As you get older, your hair begins to lose its thickness and volume. This is part of your hair's natural growth cycle, and might result in the shedding of a few strands. According to the American Academy of Dermatology it is normal for you to lose between 50 and 100 hair's in a day.
However it becomes a cause for concern if you begin to notice massive lumps of hair on your hair brush or clothes. Over time this excessive hair shedding could contribute to hair thinning which appears as sparse spots of hair on your head.
Thinning hair is not just a "men's problem" as you might think. Women are just as susceptible to thinning hair as men. In fact up to 50% will experience noticeable hair loss during their lifetime. In females depending on the severity and extent of hair loss, it is visible on the crown of the head.
In this article we are going to be looking at the factors that can increase your chances of experiencing this type of hair loss and the treatment.
Why Your hair may look thinner
Thinner hair may be due to a variety of factors such as lifestyle habits, aging, genetics, or underlying medical conditions.

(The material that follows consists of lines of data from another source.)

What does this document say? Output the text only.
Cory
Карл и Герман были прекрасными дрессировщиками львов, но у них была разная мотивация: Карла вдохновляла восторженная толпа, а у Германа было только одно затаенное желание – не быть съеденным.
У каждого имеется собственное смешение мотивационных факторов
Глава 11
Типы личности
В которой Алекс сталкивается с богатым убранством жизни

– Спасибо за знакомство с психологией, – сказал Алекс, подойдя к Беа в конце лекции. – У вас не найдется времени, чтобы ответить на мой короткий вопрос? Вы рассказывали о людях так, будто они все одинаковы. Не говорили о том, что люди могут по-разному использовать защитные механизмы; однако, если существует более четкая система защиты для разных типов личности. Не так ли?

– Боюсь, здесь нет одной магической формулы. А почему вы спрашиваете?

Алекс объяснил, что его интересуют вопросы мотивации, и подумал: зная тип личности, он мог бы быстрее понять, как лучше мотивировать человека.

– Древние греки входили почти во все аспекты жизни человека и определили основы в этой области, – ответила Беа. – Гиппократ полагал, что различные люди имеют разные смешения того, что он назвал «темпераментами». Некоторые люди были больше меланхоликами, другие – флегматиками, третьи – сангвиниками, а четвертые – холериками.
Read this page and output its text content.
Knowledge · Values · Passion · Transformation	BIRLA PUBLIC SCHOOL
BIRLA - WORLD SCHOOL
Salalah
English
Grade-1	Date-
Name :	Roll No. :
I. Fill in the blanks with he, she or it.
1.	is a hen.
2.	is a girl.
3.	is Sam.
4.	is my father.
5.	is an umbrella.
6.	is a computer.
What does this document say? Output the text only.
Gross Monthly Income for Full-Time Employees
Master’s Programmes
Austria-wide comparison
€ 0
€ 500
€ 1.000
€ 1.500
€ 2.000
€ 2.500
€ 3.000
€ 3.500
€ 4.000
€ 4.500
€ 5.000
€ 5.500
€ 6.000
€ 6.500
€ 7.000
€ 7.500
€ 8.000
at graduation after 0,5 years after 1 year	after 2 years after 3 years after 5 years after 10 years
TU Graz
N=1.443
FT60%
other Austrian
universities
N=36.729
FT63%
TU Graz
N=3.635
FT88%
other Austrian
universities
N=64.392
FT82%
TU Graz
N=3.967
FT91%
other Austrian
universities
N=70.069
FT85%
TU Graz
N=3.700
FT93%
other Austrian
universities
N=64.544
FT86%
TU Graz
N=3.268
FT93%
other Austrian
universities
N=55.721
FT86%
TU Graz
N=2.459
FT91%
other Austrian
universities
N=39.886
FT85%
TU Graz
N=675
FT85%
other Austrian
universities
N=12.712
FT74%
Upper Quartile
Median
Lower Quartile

Let's look at each briefly;
Some lifestyle factors that can cause you to suffer from hair loss include:
● Experiencing Chronic Stress which is linked to the release of Cortisol, a stress hormone known to disrupt the ability of your hair follicle to grow.
● Overusing hair products that have an extreme hold or thermal styling tools at very high temperatures.

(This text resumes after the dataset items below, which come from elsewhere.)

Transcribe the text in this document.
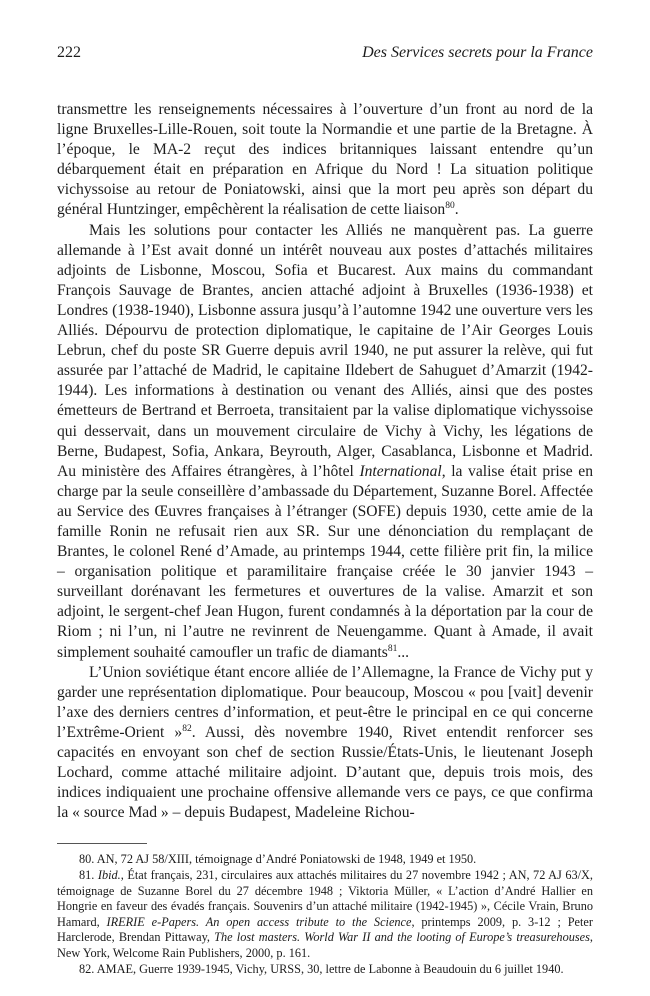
222	Des Services secrets pour la France

transmettre les renseignements nécessaires à l’ouverture d’un front au nord de la ligne Bruxelles-Lille-Rouen, soit toute la Normandie et une partie de la Bretagne. À l’époque, le MA-2 reçut des indices britanniques laissant entendre qu’un débarquement était en préparation en Afrique du Nord ! La situation politique vichyssoise au retour de Poniatowski, ainsi que la mort peu après son départ du général Huntzinger, empêchèrent la réalisation de cette liaison$^{80}$.

Mais les solutions pour contacter les Alliés ne manquèrent pas. La guerre allemande à l’Est avait donné un intérêt nouveau aux postes d’attachés militaires adjoints de Lisbonne, Moscou, Sofia et Bucarest. Aux mains du commandant François Sauvage de Brantes, ancien attaché adjoint à Bruxelles (1936-1938) et Londres (1938-1940), Lisbonne assura jusqu’à l’automne 1942 une ouverture vers les Alliés. Dépourvu de protection diplomatique, le capitaine de l’Air Georges Louis Lebrun, chef du poste SR Guerre depuis avril 1940, ne put assurer la relève, qui fut assurée par l’attaché de Madrid, le capitaine Ildebert de Sahuguet d’Amarzit (1942-1944). Les informations à destination ou venant des Alliés, ainsi que des postes émetteurs de Bertrand et Berroeta, transitaient par la valise diplomatique vichyssoise qui desservait, dans un mouvement circulaire de Vichy à Vichy, les légations de Berne, Budapest, Sofia, Ankara, Beyrouth, Alger, Casablanca, Lisbonne et Madrid. Au ministère des Affaires étrangères, à l’hôtel International, la valise était prise en charge par la seule conseillère d’ambassade du Département, Suzanne Borel. Affectée au Service des Œuvres françaises à l’étranger (SOFE) depuis 1930, cette amie de la famille Ronin ne refusait rien aux SR. Sur une dénonciation du remplaçant de Brantes, le colonel René d’Amade, au printemps 1944, cette filière prit fin, la milice – organisation politique et paramilitaire française créée le 30 janvier 1943 – surveillant dorénavant les fermetures et ouvertures de la valise. Amarzit et son adjoint, le sergent-chef Jean Hugon, furent condamnés à la déportation par la cour de Riom ; ni l’un, ni l’autre ne revinrent de Neuengamme. Quant à Amade, il avait simplement souhaité camoufler un trafic de diamants$^{81}$...

L’Union soviétique étant encore alliée de l’Allemagne, la France de Vichy put y garder une représentation diplomatique. Pour beaucoup, Moscou « pou [vait] devenir l’axe des derniers centres d’information, et peut-être le principal en ce qui concerne l’Extrême-Orient »$^{82}$. Aussi, dès novembre 1940, Rivet entendit renforcer ses capacités en envoyant son chef de section Russie/États-Unis, le lieutenant Joseph Lochard, comme attaché militaire adjoint. D’autant que, depuis trois mois, des indices indiquaient une prochaine offensive allemande vers ce pays, ce que confirma la « source Mad » – depuis Budapest, Madeleine Richou-

80. AN, 72 AJ 58/XIII, témoignage d’André Poniatowski de 1948, 1949 et 1950.

81. Ibid., État français, 231, circulaires aux attachés militaires du 27 novembre 1942 ; AN, 72 AJ 63/X, témoignage de Suzanne Borel du 27 décembre 1948 ; Viktoria Müller, « L’action d’André Hallier en Hongrie en faveur des évadés français. Souvenirs d’un attaché militaire (1942-1945) », Cécile Vrain, Bruno Hamard, IRERIE e-Papers. An open access tribute to the Science, printemps 2009, p. 3-12 ; Peter Harclerode, Brendan Pittaway, The lost masters. World War II and the looting of Europe’s treasurehouses, New York, Welcome Rain Publishers, 2000, p. 161.

82. AMAE, Guerre 1939-1945, Vichy, URSS, 30, lettre de Labonne à Beaudouin du 6 juillet 1940.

● Excessive hair treatments using chemical relaxers, perms, and dyes.
● Seborrheic dermatitis is a common skin condition that mainly affects your scalp. It causes scaly patches, red skin and stubborn dandruff and hair loss.
● Wearing tight hairstyles that pull too tightly on your scalp.
● Deficiency in certain nutrients such as biotin, zinc, iron, protein and other minerals.
● Taking certain medications.
Some hereditary or underlying medical conditions can cause you to experience hair loss. These include;
● A skin infection or disorder
● An immune system deficiency
● A vitamin D deficiency
● Recent childbirth
● Hormonal changes
● Inflammatory scalp conditions like psoriasis or eczema
Inheriting certain genes from one or both of your parents can increase your chances of experiencing hair loss. It is known as androgenetic alopecia or female pattern hair loss and often begins when you're in your 40s or 50s.
As you age you may experience slower hair growth. If the rate of hair loss is faster than rate of new hair growth, it will appear as thinner hair. Hormonal changes that occur during menopause may also trigger hair loss.
What to do about it
A quick search on the Internet will reveal a myriad of miracle working solutions to stop hair loss or regrow hair. The solution you opt in for depends largely on the underlying cause of your hair loss.
If you are experiencing patchy hair loss and/or a receding hairline, your hair thinning may be due to a medical condition. On this note, be sure to talk with your doctor first. They are most likely to prescribe hair loss treatment such as Spironolactone (Aldactone) or Finasteride (Propecia).
On the other hand, if its due to one or more of the lifestyle factors then you should consider;
● Laser therapy (At home or In-office)
● Taking Multivitamins - if you have a nutrient deficiency
● Using Anti-fungal shampoo - to prevent itching and flaking which can pull hair out from the root
● Stimulate hair growth - Getting a scalp massage and introduce root stimulating ingredients like arnica oil
Losing your hair is a devastating experience and it is best to stay informed on the what and why to enable you to manage any situation that may arise on time.